Por fim, a não ser que a proibição de gritar “Fogo!” num cinema cheio parta de um contrato particular, o direito de livre expressão estará em conflito com algo tido em grande estima – a saber, os direitos das pessoas de não terem seu espetáculo interrompido e serem elas mesmas esmagadas nas saídas.

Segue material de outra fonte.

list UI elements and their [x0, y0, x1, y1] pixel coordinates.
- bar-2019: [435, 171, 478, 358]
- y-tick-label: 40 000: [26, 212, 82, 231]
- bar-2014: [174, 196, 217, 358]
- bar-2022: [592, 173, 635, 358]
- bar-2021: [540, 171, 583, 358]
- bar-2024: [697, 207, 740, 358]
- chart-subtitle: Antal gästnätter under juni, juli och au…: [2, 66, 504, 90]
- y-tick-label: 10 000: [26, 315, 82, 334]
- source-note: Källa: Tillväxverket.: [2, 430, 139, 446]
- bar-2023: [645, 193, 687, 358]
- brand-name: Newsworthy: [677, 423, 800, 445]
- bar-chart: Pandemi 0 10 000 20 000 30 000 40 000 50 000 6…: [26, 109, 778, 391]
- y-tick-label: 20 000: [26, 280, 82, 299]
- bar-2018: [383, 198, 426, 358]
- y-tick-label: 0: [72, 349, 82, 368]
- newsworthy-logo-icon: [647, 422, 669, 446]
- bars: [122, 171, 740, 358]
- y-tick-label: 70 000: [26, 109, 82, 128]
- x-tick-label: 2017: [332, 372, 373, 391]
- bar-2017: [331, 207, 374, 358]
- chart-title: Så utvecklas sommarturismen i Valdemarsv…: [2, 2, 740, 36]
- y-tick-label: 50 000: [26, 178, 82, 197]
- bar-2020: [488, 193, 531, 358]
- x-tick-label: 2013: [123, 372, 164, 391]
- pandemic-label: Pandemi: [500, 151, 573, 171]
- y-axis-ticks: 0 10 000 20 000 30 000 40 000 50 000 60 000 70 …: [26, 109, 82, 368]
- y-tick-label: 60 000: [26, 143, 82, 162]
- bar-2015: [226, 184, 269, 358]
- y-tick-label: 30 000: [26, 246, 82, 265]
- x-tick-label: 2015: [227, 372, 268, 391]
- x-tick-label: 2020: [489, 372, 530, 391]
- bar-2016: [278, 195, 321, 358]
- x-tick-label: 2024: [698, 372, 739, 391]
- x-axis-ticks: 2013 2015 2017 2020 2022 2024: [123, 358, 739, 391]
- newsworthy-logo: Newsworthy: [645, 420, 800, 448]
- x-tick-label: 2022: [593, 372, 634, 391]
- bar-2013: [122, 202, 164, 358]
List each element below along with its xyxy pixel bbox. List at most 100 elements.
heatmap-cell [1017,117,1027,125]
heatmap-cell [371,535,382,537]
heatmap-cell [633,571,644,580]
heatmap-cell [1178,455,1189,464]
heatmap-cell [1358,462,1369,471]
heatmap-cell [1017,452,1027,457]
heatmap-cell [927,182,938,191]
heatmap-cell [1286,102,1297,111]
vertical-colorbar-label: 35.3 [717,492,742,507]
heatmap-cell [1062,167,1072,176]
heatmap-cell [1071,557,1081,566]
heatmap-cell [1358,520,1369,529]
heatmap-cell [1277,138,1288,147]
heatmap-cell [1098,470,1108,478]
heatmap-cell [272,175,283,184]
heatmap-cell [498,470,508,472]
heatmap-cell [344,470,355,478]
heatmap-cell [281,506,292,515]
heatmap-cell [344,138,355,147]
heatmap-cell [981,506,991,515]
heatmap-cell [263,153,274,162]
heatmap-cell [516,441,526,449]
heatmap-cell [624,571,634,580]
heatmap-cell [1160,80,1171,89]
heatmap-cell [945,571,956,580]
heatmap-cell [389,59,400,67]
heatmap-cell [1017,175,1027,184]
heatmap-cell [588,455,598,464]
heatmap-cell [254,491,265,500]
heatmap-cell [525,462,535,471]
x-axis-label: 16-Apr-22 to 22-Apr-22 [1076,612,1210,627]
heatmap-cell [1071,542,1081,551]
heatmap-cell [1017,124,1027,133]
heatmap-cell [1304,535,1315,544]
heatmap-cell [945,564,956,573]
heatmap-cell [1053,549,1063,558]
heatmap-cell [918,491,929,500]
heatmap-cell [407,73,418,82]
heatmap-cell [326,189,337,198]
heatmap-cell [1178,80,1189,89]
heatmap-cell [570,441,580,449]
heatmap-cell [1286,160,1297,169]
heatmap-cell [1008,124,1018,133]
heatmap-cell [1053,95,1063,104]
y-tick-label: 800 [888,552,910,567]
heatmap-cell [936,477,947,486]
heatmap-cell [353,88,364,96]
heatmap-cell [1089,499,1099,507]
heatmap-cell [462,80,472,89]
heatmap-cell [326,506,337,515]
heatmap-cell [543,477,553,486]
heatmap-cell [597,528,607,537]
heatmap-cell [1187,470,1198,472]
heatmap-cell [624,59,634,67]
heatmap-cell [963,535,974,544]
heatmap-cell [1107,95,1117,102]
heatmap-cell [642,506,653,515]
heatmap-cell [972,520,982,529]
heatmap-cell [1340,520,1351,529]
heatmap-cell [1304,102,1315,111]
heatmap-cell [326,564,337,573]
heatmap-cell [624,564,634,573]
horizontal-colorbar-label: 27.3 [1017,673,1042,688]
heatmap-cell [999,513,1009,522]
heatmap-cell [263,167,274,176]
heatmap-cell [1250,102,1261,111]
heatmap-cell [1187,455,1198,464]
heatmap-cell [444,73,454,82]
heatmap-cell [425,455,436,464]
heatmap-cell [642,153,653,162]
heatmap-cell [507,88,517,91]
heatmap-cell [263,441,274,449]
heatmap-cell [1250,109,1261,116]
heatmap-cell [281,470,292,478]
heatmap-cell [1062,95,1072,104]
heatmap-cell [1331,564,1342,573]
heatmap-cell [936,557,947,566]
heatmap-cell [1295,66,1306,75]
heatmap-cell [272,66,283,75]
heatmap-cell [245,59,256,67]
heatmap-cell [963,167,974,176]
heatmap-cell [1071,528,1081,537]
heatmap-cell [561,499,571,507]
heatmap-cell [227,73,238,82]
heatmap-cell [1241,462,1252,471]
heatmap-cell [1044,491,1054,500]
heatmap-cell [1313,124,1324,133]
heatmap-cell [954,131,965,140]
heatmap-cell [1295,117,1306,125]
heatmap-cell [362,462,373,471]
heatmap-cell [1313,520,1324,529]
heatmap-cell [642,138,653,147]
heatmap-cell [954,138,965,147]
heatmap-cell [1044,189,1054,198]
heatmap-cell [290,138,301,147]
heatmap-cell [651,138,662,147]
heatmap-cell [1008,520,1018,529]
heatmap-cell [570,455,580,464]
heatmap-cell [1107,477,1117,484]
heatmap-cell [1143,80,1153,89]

A liberdade de expressão é, na melhor das hipóteses, um frágil capim, que está sempre correndo o risco de ser arrancado. O que a mantém é algo realmente muito tênue. Por isso, qualquer coisa que tenda a enfraquecê-la ainda mais, tem de receber nossa oposição. Dificilmente haverá uma tática de pânico melhor talhada para destruir a liberdade de expressão do que a criação de um falso conflito entre o direito de falar livremente e outros direitos que nos são muito mais caros. Ainda que seja precisamente isso que a interpretação usual de gritar “Fogo!” faça. Se forem feitas “exceções” ao direito de livre expressão, o frágil elo que o mantém estará enfraquecido. Não há quaisquer exceções legítimas ao direito de livre expressão. Não há caso algum em que o direito de livre expressão esteja em conflito com qualquer outro direito que nos seja caro.
Assim, a pessoa que grita “Fogo!” num cinema lotado, pode ser considerada um herói. Ele nos força a considerarmos o quê está envolvido e o quê precisa ser feito para protegermos um direito precioso que está em perigo.